Несколько минут понадобилось, чтобы дожевать противный кусок соленого чесночного мяса и запить его холодной до ломоты в зубах водой. Черствую корку хлеба, выданную ему в качестве гарнира к роскошному блюду, Сашка засовал в рюкзак. В качестве обертки использовал остатки листков несостоявшегося доклада по классификации кибернетических систем. Основная часть листков некогда пухлого файла была уже использована... В общем, куда надо, туда и использовали. Жаль только, что бумага была жесткая.
На осмотр поля предстоящей детективной игры Сашка потратил еще минут двадцать. Время бежало незаметно. Студент как настоящий следопыт осматривал стены, строения, людей. Особое внимание уделил собору, подавляющему все окружающее массивной колокольней, казалось, собранной из серых резных кирпичиков конструктора "Лего".

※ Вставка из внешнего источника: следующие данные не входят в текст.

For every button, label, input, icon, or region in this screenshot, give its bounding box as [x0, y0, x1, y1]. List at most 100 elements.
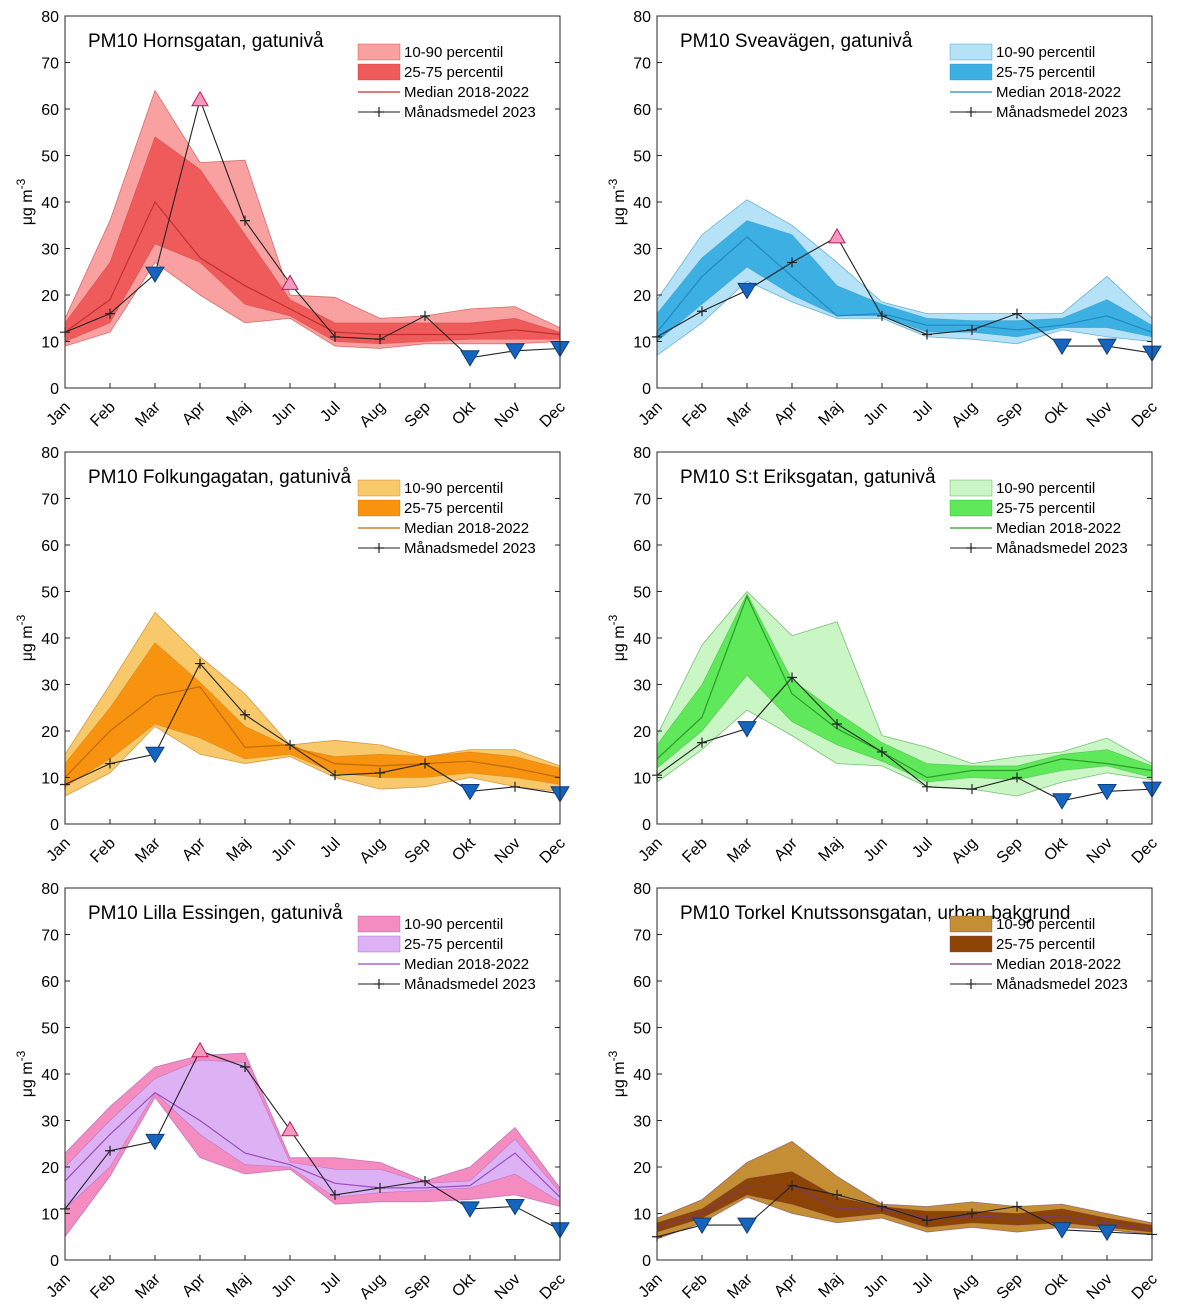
y-tick-label: 80: [41, 881, 59, 898]
marker-below-p10: [737, 1217, 757, 1235]
legend-10-90-swatch: [357, 43, 401, 61]
y-tick-label: 50: [41, 1021, 59, 1038]
y-tick-label: 80: [633, 445, 651, 462]
x-tick-label: Jan: [44, 835, 74, 865]
series-manadsmedel-2023: [64, 1050, 561, 1231]
x-tick-label: Dec: [537, 399, 569, 431]
x-tick-label: Feb: [87, 1271, 119, 1303]
y-tick-label: 40: [41, 631, 59, 648]
series-manadsmedel-2023: [656, 236, 1153, 354]
y-tick-label: 70: [41, 56, 59, 73]
marker-monthly-mean: [922, 1215, 932, 1226]
legend-monthly-marker: [374, 107, 384, 117]
legend-25-75-label: 25-75 percentil: [404, 500, 503, 517]
y-tick-label: 60: [633, 102, 651, 119]
legend-10-90-label: 10-90 percentil: [996, 916, 1095, 933]
x-tick-label: Nov: [1084, 399, 1116, 431]
x-tick-label: Nov: [492, 399, 524, 431]
marker-monthly-mean: [330, 770, 340, 781]
marker-monthly-mean: [375, 1182, 385, 1193]
chart-title: PM10 Hornsgatan, gatunivå: [88, 31, 324, 52]
legend-monthly-label: Månadsmedel 2023: [404, 540, 536, 557]
x-tick-label: Jul: [909, 835, 935, 861]
x-tick-label: Jun: [269, 1271, 299, 1301]
y-axis-label: μg m-3: [606, 1050, 628, 1097]
x-tick-label: Mar: [132, 1270, 164, 1302]
x-tick-label: Dec: [537, 1271, 569, 1303]
marker-below-p10: [460, 1201, 480, 1218]
y-axis-label: μg m-3: [606, 614, 628, 661]
y-tick-label: 80: [41, 9, 59, 26]
y-tick-label: 50: [41, 585, 59, 602]
y-tick-label: 30: [41, 678, 59, 695]
x-tick-label: Sep: [402, 835, 434, 867]
legend-median-label: Median 2018-2022: [996, 520, 1121, 537]
legend-25-75-label: 25-75 percentil: [996, 500, 1095, 517]
x-tick-label: Okt: [1041, 1270, 1071, 1300]
y-tick-label: 30: [41, 1114, 59, 1131]
marker-monthly-mean: [832, 1189, 842, 1200]
x-tick-label: Feb: [679, 399, 711, 431]
chart-title: PM10 Lilla Essingen, gatunivå: [88, 903, 343, 924]
marker-monthly-mean: [787, 672, 797, 683]
series-median-2018-2022: [64, 1091, 561, 1198]
marker-above-p90: [191, 1041, 209, 1058]
x-tick-label: Nov: [492, 1271, 524, 1303]
legend-25-75-swatch: [357, 63, 401, 81]
y-axis-label: μg m-3: [606, 178, 628, 225]
y-axis-label: μg m-3: [14, 1050, 36, 1097]
x-tick-label: Sep: [994, 1271, 1026, 1303]
y-axis-label-exponent: -3: [14, 614, 28, 625]
y-tick-label: 70: [633, 492, 651, 509]
legend-10-90-swatch: [949, 479, 993, 497]
x-tick-label: Okt: [449, 1270, 479, 1300]
x-tick-label: Jan: [636, 399, 666, 429]
legend-monthly-label: Månadsmedel 2023: [996, 976, 1128, 993]
legend-25-75-swatch: [949, 499, 993, 517]
legend-median-label: Median 2018-2022: [404, 84, 529, 101]
chart-folkungagatan: 0 10 20 30 40 50 60 70 80 Jan Feb Mar Apr Maj Jun Jul Au…: [14, 445, 570, 867]
x-tick-label: Apr: [771, 834, 801, 864]
x-tick-label: Jun: [269, 399, 299, 429]
marker-monthly-mean: [285, 739, 295, 750]
y-tick-label: 30: [633, 1114, 651, 1131]
x-tick-label: Jun: [861, 835, 891, 865]
legend-10-90-label: 10-90 percentil: [996, 480, 1095, 497]
legend-25-75-label: 25-75 percentil: [404, 936, 503, 953]
x-tick-label: Maj: [224, 1271, 254, 1301]
legend-10-90-label: 10-90 percentil: [996, 44, 1095, 61]
legend-10-90-swatch: [949, 915, 993, 933]
y-axis-label-unit: g m: [19, 1061, 36, 1088]
y-tick-label: 20: [633, 724, 651, 741]
y-tick-label: 30: [633, 242, 651, 259]
x-tick-label: Jan: [44, 1271, 74, 1301]
marker-above-p90: [191, 90, 209, 107]
y-tick-label: 20: [633, 1160, 651, 1177]
marker-monthly-mean: [330, 1189, 340, 1200]
y-axis-label-exponent: -3: [14, 1050, 28, 1061]
y-tick-label: 10: [41, 771, 59, 788]
legend-monthly-label: Månadsmedel 2023: [996, 540, 1128, 557]
x-tick-label: Mar: [724, 834, 756, 866]
y-tick-label: 80: [633, 9, 651, 26]
marker-above-p90: [281, 274, 299, 290]
x-tick-label: Maj: [816, 835, 846, 865]
legend-10-90-label: 10-90 percentil: [404, 916, 503, 933]
marker-monthly-mean: [697, 737, 707, 748]
x-tick-label: Feb: [679, 835, 711, 867]
chart-torkel-knutssonsgatan: 0 10 20 30 40 50 60 70 80 Jan Feb Mar Apr Maj Jun Jul Au…: [606, 881, 1161, 1303]
marker-below-p10: [1052, 338, 1072, 356]
x-tick-label: Nov: [492, 835, 524, 867]
marker-below-p10: [1097, 783, 1117, 801]
x-tick-label: Mar: [724, 398, 756, 430]
marker-monthly-mean: [330, 331, 340, 342]
marker-monthly-mean: [967, 784, 977, 795]
marker-monthly-mean: [420, 758, 430, 769]
marker-monthly-mean: [195, 658, 205, 669]
y-tick-label: 40: [41, 195, 59, 212]
chart-panel-st-eriksgatan: 0 10 20 30 40 50 60 70 80 Jan Feb Mar Apr Maj Jun Jul Au…: [592, 436, 1182, 872]
y-tick-label: 10: [41, 1207, 59, 1224]
y-tick-label: 40: [41, 1067, 59, 1084]
chart-title: PM10 Folkungagatan, gatunivå: [88, 467, 351, 488]
y-tick-label: 60: [41, 102, 59, 119]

Прислушался к ничего не значащим разговорам окружающих его бродяг. Участия решил не принимать, хотя это и пригодилось в качестве сбора предварительной информации.
Уходил Сашка осторожно, чтобы не помешать публике отдыхающей под стенами дома призрения. Лишнего внимания привлекать опять же не хотелось, студент пришел к выводу, что монахам может не понравиться чрезмерное любопытство незваного гостя подозрительной наружности. И все равно, казалось, что тысячи режущих взглядов упираются в спину, подгоняя и заставляя ускорить шаг.
Спрятался за обшарпаный, сложенный из грубого необработанного камня угол дома призрения. Оглянулся.
Монастырский двор был по-прежнему пуст. Никто не кричал, тревогу никто не объявил, и сирена не выла, предвещая скорое появление полиции. Пейзаж составляли многочисленные крестьянские повозки, брички горожан и несколько рыцарских скакунов, которым щедро насыпали овса, коровы опять же, в загоне блеяли овцы.